Latoya Gayle, a Dorchester mother of three and a parent advocate, said Monday that having teachers retiring too early could backfire.

“We’re dealing with so much, an experienced teacher can see where a student is struggling fast,” Gayle said, adding newer teachers could also learn those skills from older mentors.

Jessica Tang, head of the Boston Teachers’ Union, said she’s seeing “a record number” of teachers attending retirement seminars.

“This year has been so incredibly challenging,” she added. “We’ve seen the vilification of teachers … and even mid-career teachers are rethinking their careers now.”

Reports of teachers quitting as the pandemic still threatens are popping up across the U.S. as kids return to classrooms — with Michigan reporting a 44% jump in mid-year retirements.

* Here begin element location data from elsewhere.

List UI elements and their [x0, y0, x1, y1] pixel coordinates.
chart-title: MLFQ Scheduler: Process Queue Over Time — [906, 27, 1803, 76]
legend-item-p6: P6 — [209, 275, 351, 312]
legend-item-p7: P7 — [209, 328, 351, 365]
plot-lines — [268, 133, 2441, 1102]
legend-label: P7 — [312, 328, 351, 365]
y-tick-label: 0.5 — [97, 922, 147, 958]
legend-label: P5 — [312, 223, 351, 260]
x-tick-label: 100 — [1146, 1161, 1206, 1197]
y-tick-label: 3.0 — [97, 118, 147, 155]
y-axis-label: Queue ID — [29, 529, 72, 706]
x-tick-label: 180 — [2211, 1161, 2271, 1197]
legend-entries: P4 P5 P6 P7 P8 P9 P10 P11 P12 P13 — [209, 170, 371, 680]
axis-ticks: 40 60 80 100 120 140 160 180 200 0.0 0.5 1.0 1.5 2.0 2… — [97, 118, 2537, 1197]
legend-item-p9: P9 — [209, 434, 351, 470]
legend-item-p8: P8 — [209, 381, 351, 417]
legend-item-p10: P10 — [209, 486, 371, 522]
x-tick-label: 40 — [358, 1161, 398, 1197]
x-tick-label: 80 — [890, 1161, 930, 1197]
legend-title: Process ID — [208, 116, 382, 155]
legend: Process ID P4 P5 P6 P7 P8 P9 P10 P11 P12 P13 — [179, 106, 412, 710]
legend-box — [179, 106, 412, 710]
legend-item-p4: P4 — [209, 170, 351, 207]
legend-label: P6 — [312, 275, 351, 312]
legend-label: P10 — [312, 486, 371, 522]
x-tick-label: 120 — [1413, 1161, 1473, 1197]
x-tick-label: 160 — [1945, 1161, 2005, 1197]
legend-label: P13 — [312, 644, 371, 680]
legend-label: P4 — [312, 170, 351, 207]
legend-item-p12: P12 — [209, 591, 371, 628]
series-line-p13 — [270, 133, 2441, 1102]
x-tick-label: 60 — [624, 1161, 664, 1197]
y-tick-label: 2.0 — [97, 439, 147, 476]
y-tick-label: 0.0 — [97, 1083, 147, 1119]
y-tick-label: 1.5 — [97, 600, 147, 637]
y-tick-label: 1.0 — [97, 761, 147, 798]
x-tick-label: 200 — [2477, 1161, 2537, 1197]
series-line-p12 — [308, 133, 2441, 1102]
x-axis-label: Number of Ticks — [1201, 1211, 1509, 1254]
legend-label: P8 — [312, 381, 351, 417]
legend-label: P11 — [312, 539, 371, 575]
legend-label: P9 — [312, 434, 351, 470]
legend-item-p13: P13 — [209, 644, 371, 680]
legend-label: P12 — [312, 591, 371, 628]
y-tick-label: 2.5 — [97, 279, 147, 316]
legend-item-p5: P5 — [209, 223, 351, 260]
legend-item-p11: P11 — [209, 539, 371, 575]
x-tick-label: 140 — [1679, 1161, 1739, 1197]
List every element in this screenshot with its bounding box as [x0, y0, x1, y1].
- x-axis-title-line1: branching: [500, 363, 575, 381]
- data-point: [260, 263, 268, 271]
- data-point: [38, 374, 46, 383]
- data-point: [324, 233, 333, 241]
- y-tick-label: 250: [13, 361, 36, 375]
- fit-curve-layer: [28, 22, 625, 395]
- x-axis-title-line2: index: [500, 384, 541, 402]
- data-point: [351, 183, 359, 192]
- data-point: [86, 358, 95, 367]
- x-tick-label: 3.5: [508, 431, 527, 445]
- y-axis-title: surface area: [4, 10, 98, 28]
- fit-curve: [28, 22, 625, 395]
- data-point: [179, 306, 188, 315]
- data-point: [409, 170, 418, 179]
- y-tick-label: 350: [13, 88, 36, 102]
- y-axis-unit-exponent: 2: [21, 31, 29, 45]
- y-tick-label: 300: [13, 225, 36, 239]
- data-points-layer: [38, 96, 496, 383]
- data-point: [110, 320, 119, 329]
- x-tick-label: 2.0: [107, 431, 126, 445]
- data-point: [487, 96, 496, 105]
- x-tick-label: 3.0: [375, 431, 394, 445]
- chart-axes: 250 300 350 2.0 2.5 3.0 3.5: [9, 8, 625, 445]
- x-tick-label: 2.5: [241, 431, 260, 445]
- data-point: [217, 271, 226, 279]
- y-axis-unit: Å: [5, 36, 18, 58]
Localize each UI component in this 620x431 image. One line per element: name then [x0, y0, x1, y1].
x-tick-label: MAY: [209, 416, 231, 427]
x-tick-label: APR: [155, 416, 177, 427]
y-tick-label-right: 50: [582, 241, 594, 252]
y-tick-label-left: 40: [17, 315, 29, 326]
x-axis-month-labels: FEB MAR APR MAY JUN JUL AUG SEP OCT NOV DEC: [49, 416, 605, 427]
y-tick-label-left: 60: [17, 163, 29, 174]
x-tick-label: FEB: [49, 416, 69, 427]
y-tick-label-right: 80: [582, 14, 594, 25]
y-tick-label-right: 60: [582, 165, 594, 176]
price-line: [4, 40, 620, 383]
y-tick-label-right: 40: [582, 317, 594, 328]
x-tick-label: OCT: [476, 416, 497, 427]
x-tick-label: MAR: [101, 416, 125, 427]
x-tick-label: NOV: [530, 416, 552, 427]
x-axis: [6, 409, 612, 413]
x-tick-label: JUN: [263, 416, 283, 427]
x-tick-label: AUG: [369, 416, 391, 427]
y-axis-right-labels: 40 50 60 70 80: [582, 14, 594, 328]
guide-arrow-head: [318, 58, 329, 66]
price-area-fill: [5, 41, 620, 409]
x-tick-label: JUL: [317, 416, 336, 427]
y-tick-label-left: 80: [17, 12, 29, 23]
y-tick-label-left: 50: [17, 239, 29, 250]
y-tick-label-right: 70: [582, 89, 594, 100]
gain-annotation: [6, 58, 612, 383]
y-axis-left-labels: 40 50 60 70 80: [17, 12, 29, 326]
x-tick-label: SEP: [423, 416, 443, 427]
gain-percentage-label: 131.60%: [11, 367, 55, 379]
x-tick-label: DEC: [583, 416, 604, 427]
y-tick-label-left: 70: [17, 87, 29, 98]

A recent poll showed working during the pandemic has made 38% of teachers consider changing jobs. Sixty-three percent reported feeling stressed and 54% had high levels of burnout or fatigue, stated the survey, which was done by the Center for State and Local Government Excellence at ICMA-Retirement Corp.

But Gayle, advocating for Black and indigenous parents of color, warned letting good teachers go early will only exacerbate this pandemic year of remote learning.

“It’s dangerous to lose all that experience, at a time when we’re all in a crisis.”